# Heat wave distortion and long lenses



## Ladislav (Jul 17, 2018)

I visited two airshows this weekend (Flying Legends and Air tattoo) and had a lot of fun bringing home thousands of pictures. It was almost clear sky and very hot both days. 

When reviewing my pictures I noticed that with long distances and longer focal lengths all images become out of focus / distorted. This weren't my first airshows and I didn't notice this problem before. Shots with long focal lengths on close flypasts did not exhibit the same issue.

The issue looks similar to heat waves usual when planes are taking off or landing and there is a lot of heat from tarmac. Is the same effect happening in skies as well? I noticed that a lot of photographers didn't bother to take pictures of planes in distance. I'm fine with the result, just want to check for the next time that I didn't do something wrong or that there isn't some issue with my equipment.

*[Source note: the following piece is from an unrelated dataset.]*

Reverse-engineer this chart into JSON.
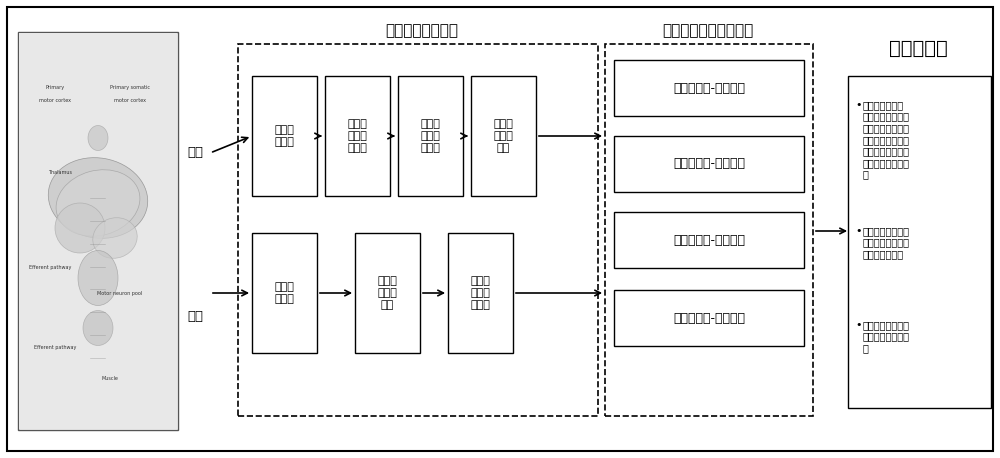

Example of distant shot (whole picture and 1:1 detail). I think this one was done with: 1/1250, f6.3, 160 Iso, 562 mm - Canon 5D IV and Sigma 150-600 C OS, AI Servo, sequential shutter, single point AF

I have some more striking examples but those may be combined with some motion blur or bad focus as well.


----------



## AlanF (Jul 17, 2018)

It's standard heat haze - currents of air have different temperatures and diffract the light in a rapidly fluctuating manner. It's a common problem with telephotos in hot weather. There was posting some time ago when someone eliminated it for a static subject by using a 10x ND filter over a long exposure so the fluctuations averaged out.


----------



## stevelee (Jul 17, 2018)

It's really a nice shot when you don't pixel peep. Obviously the 100% crop is useful for your asking the question.


----------